In the absence of a “catastrophic health development,” Rumer, who heads the Russia and Eurasia Program at the Carnegie Endowment for International Peace and advocates support for Russian exiles and émigrés, as well as those dissidents who have chosen not to flee the country.

“It’s in our interests to see Russia transform itself, and these people could play a positive role in that,” he said.

Cold War efforts to harness Russian exiles resulted in a range of schemes, including the creation in the 1960s of a CIA front group, the Central Organization of Postwar Émigrés, to “exploit evolutionary changes in the USSR favorable to United States policy objectives.”

The émigré group distributed anti-Communist propaganda, made contacts with Soviet citizens traveling abroad and, between July 1959 and March 1960, used those hot-air balloons to drop up to 15 million propaganda leaflets per month on Soviet Army positions in East Germany.

“Maybe they made some marginal difference, but don’t forget that, in a large portion of East Germany, you could actually watch West German television,” Rumer said. “It’s not like you needed a lot of balloons and leaflets to stay informed.”

Another concern in the current standoff with Russia is coming up with countermeasures that don’t end up falling afoul of the Kremlin’s protocol for the use of nuclear weapons, which permits their use when faced with an “existential” threat to the state.

“My concern is that it’s not exactly clear what (western) strategy is,” said Tromly. “When Biden made that slip — ‘how can Putin stay in power?’ — was it a slip? Some people think that it was deliberate signaling.”

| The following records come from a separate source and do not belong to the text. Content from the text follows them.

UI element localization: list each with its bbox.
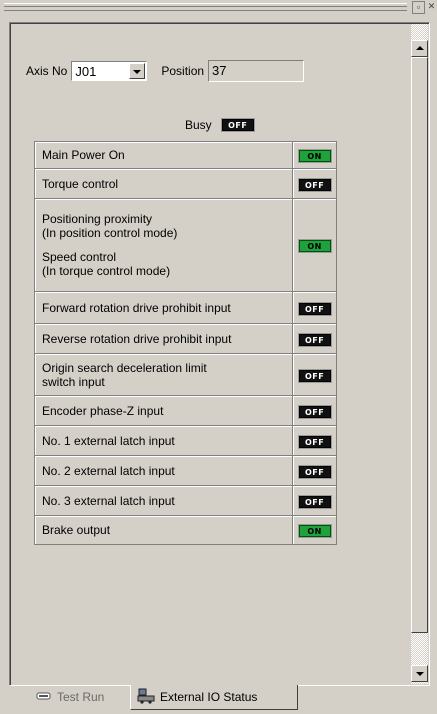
- restore-icon[interactable]: ▫: [412, 1, 425, 14]
- io-signal-line: Reverse rotation drive prohibit input: [42, 331, 232, 346]
- io-signal-line: Brake output: [42, 523, 111, 537]
- io-row: No. 3 external latch input OFF: [33, 485, 337, 516]
- io-status-cell: OFF: [292, 353, 337, 396]
- scroll-thumb[interactable]: [411, 57, 428, 633]
- io-signal-name: Encoder phase-Z input: [33, 395, 294, 426]
- io-signal-line: Main Power On: [42, 148, 125, 162]
- io-signal-line: No. 1 external latch input: [42, 433, 175, 448]
- io-signal-name: Forward rotation drive prohibit input: [33, 291, 294, 324]
- io-signal-line: Encoder phase-Z input: [42, 403, 164, 418]
- tab-test-run-label: Test Run: [57, 690, 105, 704]
- io-row: Encoder phase-Z input OFF: [33, 395, 337, 426]
- io-row: Torque control OFF: [33, 168, 337, 199]
- axis-no-select[interactable]: J01: [71, 61, 148, 81]
- io-status-lamp: ON: [298, 150, 331, 162]
- io-signal-name: Brake output: [33, 515, 294, 545]
- io-status-cell: OFF: [292, 395, 337, 426]
- io-signal-line: Origin search deceleration limit: [42, 360, 207, 375]
- io-signal-name: Positioning proximity (In position contro…: [33, 198, 294, 292]
- io-signal-line: (In position control mode): [42, 226, 178, 240]
- arrow-down-icon: [416, 672, 424, 676]
- io-status-lamp: OFF: [298, 495, 331, 508]
- io-row: No. 2 external latch input OFF: [33, 455, 337, 486]
- io-status-cell: OFF: [292, 323, 337, 354]
- io-status-lamp: ON: [298, 240, 331, 252]
- io-status-cell: OFF: [292, 425, 337, 456]
- dropdown-button[interactable]: [129, 63, 146, 79]
- io-signal-line: Positioning proximity: [42, 212, 153, 226]
- tab-external-io-label: External IO Status: [160, 690, 258, 704]
- tab-external-io-status[interactable]: External IO Status: [130, 685, 298, 710]
- io-signal-line: No. 2 external latch input: [42, 463, 175, 478]
- chevron-down-icon: [133, 70, 142, 74]
- arrow-up-icon: [416, 46, 424, 50]
- io-status-cell: ON: [292, 141, 337, 169]
- busy-row: Busy OFF: [185, 116, 254, 134]
- close-icon[interactable]: ✕: [426, 1, 437, 12]
- io-row: Forward rotation drive prohibit input OFF: [33, 291, 337, 324]
- busy-status-lamp: OFF: [221, 119, 254, 131]
- title-grip[interactable]: [4, 3, 407, 11]
- io-signal-name: No. 2 external latch input: [33, 455, 294, 486]
- position-label: Position: [161, 64, 205, 78]
- io-signal-name: Reverse rotation drive prohibit input: [33, 323, 294, 354]
- test-run-icon: [36, 690, 52, 704]
- io-row: Main Power On ON: [33, 141, 337, 169]
- io-signal-name: Main Power On: [33, 141, 294, 169]
- io-status-lamp: OFF: [298, 302, 331, 315]
- io-status-lamp: OFF: [298, 333, 331, 346]
- io-signal-line: No. 3 external latch input: [42, 493, 175, 508]
- io-signal-name: No. 1 external latch input: [33, 425, 294, 456]
- io-status-icon: [137, 688, 155, 707]
- io-row: Positioning proximity (In position contro…: [33, 198, 337, 292]
- io-signal-line: Speed control: [42, 250, 117, 264]
- io-row: No. 1 external latch input OFF: [33, 425, 337, 456]
- io-status-lamp: OFF: [298, 465, 331, 478]
- io-status-lamp: ON: [298, 525, 331, 537]
- io-signal-line: switch input: [42, 374, 105, 389]
- io-signal-name: Origin search deceleration limit switch i…: [33, 353, 294, 396]
- io-status-lamp: OFF: [298, 178, 331, 191]
- axis-no-value: J01: [75, 64, 97, 79]
- axis-row: Axis No J01 Position 37: [26, 60, 305, 82]
- io-status-lamp: OFF: [298, 369, 331, 382]
- scroll-down-button[interactable]: [411, 665, 428, 682]
- scroll-up-button[interactable]: [411, 40, 428, 57]
- io-row: Reverse rotation drive prohibit input OFF: [33, 323, 337, 354]
- io-status-lamp: OFF: [298, 405, 331, 418]
- io-row: Origin search deceleration limit switch i…: [33, 353, 337, 396]
- io-status-lamp: OFF: [298, 435, 331, 448]
- io-status-cell: OFF: [292, 168, 337, 199]
- io-signal-line: Forward rotation drive prohibit input: [42, 300, 231, 315]
- title-bar: ▫ ✕: [0, 0, 437, 14]
- io-signal-line: (In torque control mode): [42, 264, 171, 278]
- tab-test-run[interactable]: Test Run: [30, 686, 134, 708]
- io-status-panel: Axis No J01 Position 37 Busy OFF Main Po…: [9, 22, 430, 686]
- vertical-scrollbar[interactable]: [411, 24, 428, 684]
- io-signal-line: Torque control: [42, 176, 119, 191]
- io-signal-name: Torque control: [33, 168, 294, 199]
- io-status-cell: OFF: [292, 485, 337, 516]
- io-status-cell: OFF: [292, 291, 337, 324]
- io-status-table: Main Power On ON Torque control OFF Position…: [33, 141, 337, 545]
- io-status-cell: ON: [292, 515, 337, 545]
- io-status-cell: OFF: [292, 455, 337, 486]
- io-signal-name: No. 3 external latch input: [33, 485, 294, 516]
- busy-label: Busy: [185, 118, 212, 132]
- io-row: Brake output ON: [33, 515, 337, 545]
- axis-no-label: Axis No: [26, 64, 68, 78]
- io-status-cell: ON: [292, 198, 337, 292]
- position-field: 37: [208, 60, 305, 82]
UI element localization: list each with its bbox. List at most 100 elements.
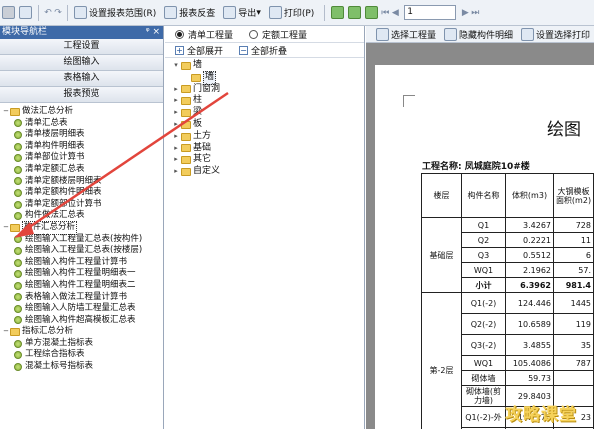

Weiner, the author of “Legacy of Ashes: The History of the CIA,” has no such suspicions. He does not believe Washington is advocating regime change in Russia. But the West is engaged on a battlefield much larger than just the borders of Ukraine, he said.

“This is not simply a military conflict. This is a war between autocracy and democracy,” Weiner said. “If the autocrats win this battle, it will be a significant blow to the fate of democracy around the world.”

The information war may indeed be well underway, but it is being waged with a tricky arsenal of weapons — some of them quite dirty, their effectiveness not at all guaranteed.

Lomas, the British intelligence expert, hearkened back to the words of a government auditor who reviewed the Information Research Department’s propaganda program in the late 1970s, shortly before the controversial unit was exposed to the public and then shut down.

“Propaganda is like manure being put on plants,” the auditor is said to have concluded. “We know to some extent that it has an influence, but we don’t know the exact amount.”